Les trois premiers vins suggérés ont séjourné plus ou moins longtemps dans différentes sortes de chêne. Quant au dernier, il n’a connu qu’un « séjour oxydatif » sans vraiment rien retirer de ce contact.
Meursault blanc Sous La Velle 2006, Domaine Michelot, France, 50,75 $, 00716472Dans une de mes premières lectures sur le vin (le guide de Raymond Dumay), on disait ceci : « Qui boit du meursault ne vit ni ne meurt saut! ». Qui dit mieux! Nous pourrions ajouter: « Qui veut acheter du meursault, voyant le prix, fera le saut! ». Mais la munificence d’un meursault comme celui-ci est unique. Et je n’exagère pas! Remarquez d’abord ce nez particulier aux grands blancs de la Côte-de-Beaune, avec ses arômes de poire, de noisette et, comme on peut le lire dans SAQ.com, de sésame grillé. Ensuite, cette bouche en apparence très régulière comme celle d’un très bon mâcon mais qui se termine par une ineffable finale apparaissant plusieurs secondes après la déglutition. Impossible de trouver cette grâce, à part quelques très rares exceptions, en dehors de la Bourgogne : une expression patriotique du chardonnay à l’échelle mondiale. Un vin d’atmosphère à servir dans des grandes occasions avec des mets à sa hauteur.
La Vendimia 2008, Rioja, Palacios Remondo, Espagne, 16,80 $, 10360317François Chartier l’avait bien dit : « Ne manquez pas le millésime 2007! » Et il aurait pu en dire autant du 2008. Couleur pas particulièrement sombre mais un nez plus révélateur en raison de ses notes de fruits rouges et d’épices à dessert. La bouche, sans être très concentrée, présente quelque chose de spécial en finale en plus de sa souplesse. Du rarement vu : elle offre une résurgence, une pointe hors de l’ordinaire… on dirait un rappel de girofle sur un mélange de fruits rouges. Voilà, comme pour le Meursault, un autre effet de la barrique. On ne peut que s’incliner devant l’habileté des œnologues de la prestigieuse maison Palacios Remondo.

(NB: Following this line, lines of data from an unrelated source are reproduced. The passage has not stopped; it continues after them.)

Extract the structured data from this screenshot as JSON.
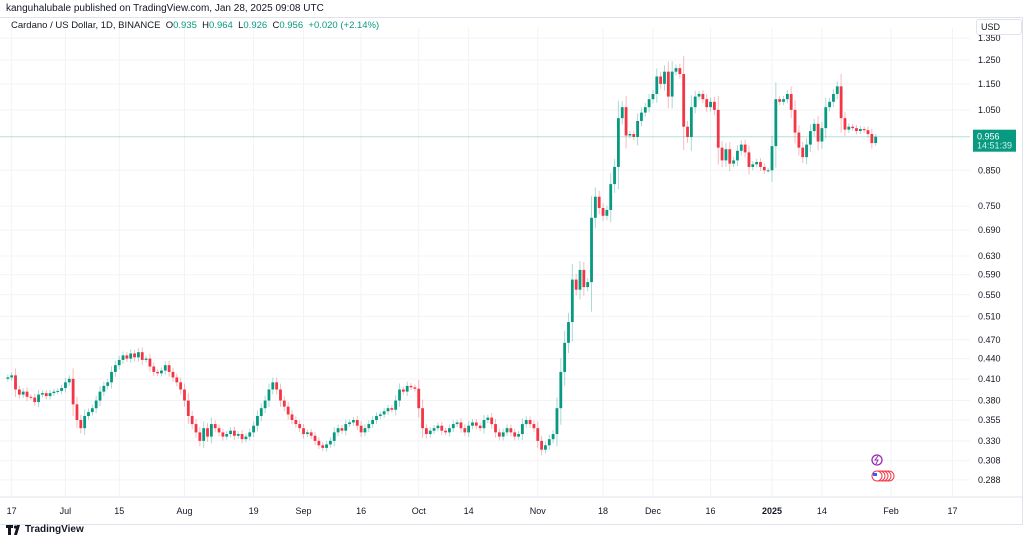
{
  "header": {
    "published": "kanguhalubale published on TradingView.com, Jan 28, 2025 09:08 UTC",
    "symbol": "Cardano / US Dollar, 1D, BINANCE",
    "o_label": "O",
    "o": "0.935",
    "h_label": "H",
    "h": "0.964",
    "l_label": "L",
    "l": "0.926",
    "c_label": "C",
    "c": "0.956",
    "change": "+0.020 (+2.14%)"
  },
  "currency": "USD",
  "brand": "TradingView",
  "colors": {
    "up": "#089981",
    "down": "#f23645",
    "grid": "#f2f3f6",
    "last_price": "#089981"
  },
  "chart_data": {
    "type": "candlestick",
    "scale": "log",
    "grid": true,
    "ylim": [
      0.275,
      1.37
    ],
    "x_start": "2024-06-16",
    "interval": "1D",
    "close": [
      0.412,
      0.415,
      0.395,
      0.388,
      0.392,
      0.385,
      0.384,
      0.378,
      0.388,
      0.39,
      0.386,
      0.39,
      0.392,
      0.393,
      0.397,
      0.405,
      0.41,
      0.375,
      0.355,
      0.345,
      0.36,
      0.365,
      0.37,
      0.38,
      0.392,
      0.4,
      0.405,
      0.42,
      0.43,
      0.438,
      0.445,
      0.44,
      0.448,
      0.442,
      0.45,
      0.438,
      0.44,
      0.428,
      0.42,
      0.418,
      0.422,
      0.43,
      0.42,
      0.412,
      0.405,
      0.395,
      0.38,
      0.36,
      0.35,
      0.34,
      0.33,
      0.345,
      0.335,
      0.35,
      0.345,
      0.34,
      0.335,
      0.338,
      0.342,
      0.336,
      0.338,
      0.332,
      0.335,
      0.34,
      0.348,
      0.36,
      0.37,
      0.38,
      0.395,
      0.405,
      0.395,
      0.38,
      0.372,
      0.362,
      0.355,
      0.35,
      0.345,
      0.338,
      0.34,
      0.336,
      0.33,
      0.325,
      0.322,
      0.326,
      0.33,
      0.34,
      0.345,
      0.342,
      0.35,
      0.352,
      0.355,
      0.348,
      0.34,
      0.345,
      0.35,
      0.355,
      0.36,
      0.362,
      0.366,
      0.37,
      0.368,
      0.38,
      0.395,
      0.392,
      0.4,
      0.398,
      0.396,
      0.37,
      0.345,
      0.338,
      0.342,
      0.345,
      0.348,
      0.342,
      0.34,
      0.345,
      0.35,
      0.352,
      0.345,
      0.34,
      0.348,
      0.352,
      0.348,
      0.345,
      0.355,
      0.358,
      0.35,
      0.34,
      0.335,
      0.34,
      0.345,
      0.34,
      0.335,
      0.338,
      0.35,
      0.355,
      0.35,
      0.345,
      0.33,
      0.32,
      0.325,
      0.332,
      0.338,
      0.37,
      0.42,
      0.465,
      0.5,
      0.58,
      0.56,
      0.6,
      0.565,
      0.575,
      0.72,
      0.775,
      0.745,
      0.725,
      0.74,
      0.81,
      0.86,
      1.02,
      1.06,
      0.96,
      0.965,
      0.955,
      1.01,
      1.04,
      1.06,
      1.09,
      1.11,
      1.18,
      1.15,
      1.2,
      1.1,
      1.2,
      1.215,
      1.19,
      0.99,
      0.955,
      1.06,
      1.1,
      1.11,
      1.09,
      1.06,
      1.08,
      1.05,
      0.92,
      0.88,
      0.915,
      0.87,
      0.88,
      0.91,
      0.93,
      0.905,
      0.86,
      0.868,
      0.875,
      0.86,
      0.85,
      0.85,
      0.925,
      1.09,
      1.08,
      1.09,
      1.11,
      1.05,
      0.97,
      0.92,
      0.89,
      0.93,
      0.975,
      1.0,
      0.94,
      0.985,
      1.06,
      1.08,
      1.11,
      1.14,
      1.02,
      0.98,
      0.99,
      0.985,
      0.975,
      0.982,
      0.978,
      0.965,
      0.935,
      0.956
    ],
    "last_candle": {
      "open": 0.935,
      "high": 0.964,
      "low": 0.926,
      "close": 0.956
    },
    "y_ticks": [
      "1.350",
      "1.250",
      "1.150",
      "1.050",
      "0.850",
      "0.750",
      "0.690",
      "0.630",
      "0.590",
      "0.550",
      "0.510",
      "0.470",
      "0.440",
      "0.410",
      "0.380",
      "0.355",
      "0.330",
      "0.308",
      "0.288"
    ],
    "x_ticks": [
      {
        "label": "17",
        "date": "2024-06-17"
      },
      {
        "label": "Jul",
        "date": "2024-07-01"
      },
      {
        "label": "15",
        "date": "2024-07-15"
      },
      {
        "label": "Aug",
        "date": "2024-08-01"
      },
      {
        "label": "19",
        "date": "2024-08-19"
      },
      {
        "label": "Sep",
        "date": "2024-09-01"
      },
      {
        "label": "16",
        "date": "2024-09-16"
      },
      {
        "label": "Oct",
        "date": "2024-10-01"
      },
      {
        "label": "14",
        "date": "2024-10-14"
      },
      {
        "label": "Nov",
        "date": "2024-11-01"
      },
      {
        "label": "18",
        "date": "2024-11-18"
      },
      {
        "label": "Dec",
        "date": "2024-12-01"
      },
      {
        "label": "16",
        "date": "2024-12-16"
      },
      {
        "label": "2025",
        "date": "2025-01-01",
        "bold": true
      },
      {
        "label": "14",
        "date": "2025-01-14"
      },
      {
        "label": "Feb",
        "date": "2025-02-01"
      },
      {
        "label": "17",
        "date": "2025-02-17"
      }
    ],
    "last_price": {
      "value": "0.956",
      "countdown": "14:51:39"
    }
  }
}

Carm 2007, Douro, Portugal, 16,60 $, 10540297Carm est l’acronyme de Casa Agricola Roboredo Madeira, une entreprise familiale du Douro portugais. Les cépages en cause sont ceux que l’on retrouve dans l’élaboration du porto : tinta roriz, touriga nacional et franca. Dans un manteau sombre, ce gaillard a de l’étoffe, pas nécessairement celle du pays… elle est un tantinet plus épaisse. Il présente aussi un parfum de fruits noirs avec un rappel en finale de cerise, de figue et de vanille un peu hors de l’ordinaire. Serait-ce en raison de l’utilisation, même partielle, de la barrique américaine dans l’affinement de cette cuvée?
Vitiano 2007, Umbria, Falesco, Italie, 15,45 $, 00466029Cette entreprise (azienda) fondée par les frères Cotarella est située dans la commune de Montefiascone dans le Latium, tout près de l’Ombrie et de la commune de Montecchio d’où provient d’ailleurs cet assemblage à parts égales de merlot, de cabernet sauvignon et de sangiovese. Nez plutôt sobre de violette, de sous bois. Le Vitiano est un exercice de sobriété, de classicisme avec ce qu’il faut de matière, de typicité et bien sûr d’équilibre pour en faire un bien bon achat. Par son bouquet rappelant celui du bordeaux, on peut reconnaître une influence très minime du bois dans cette cuvée au demeurant tout de même fort intéressante.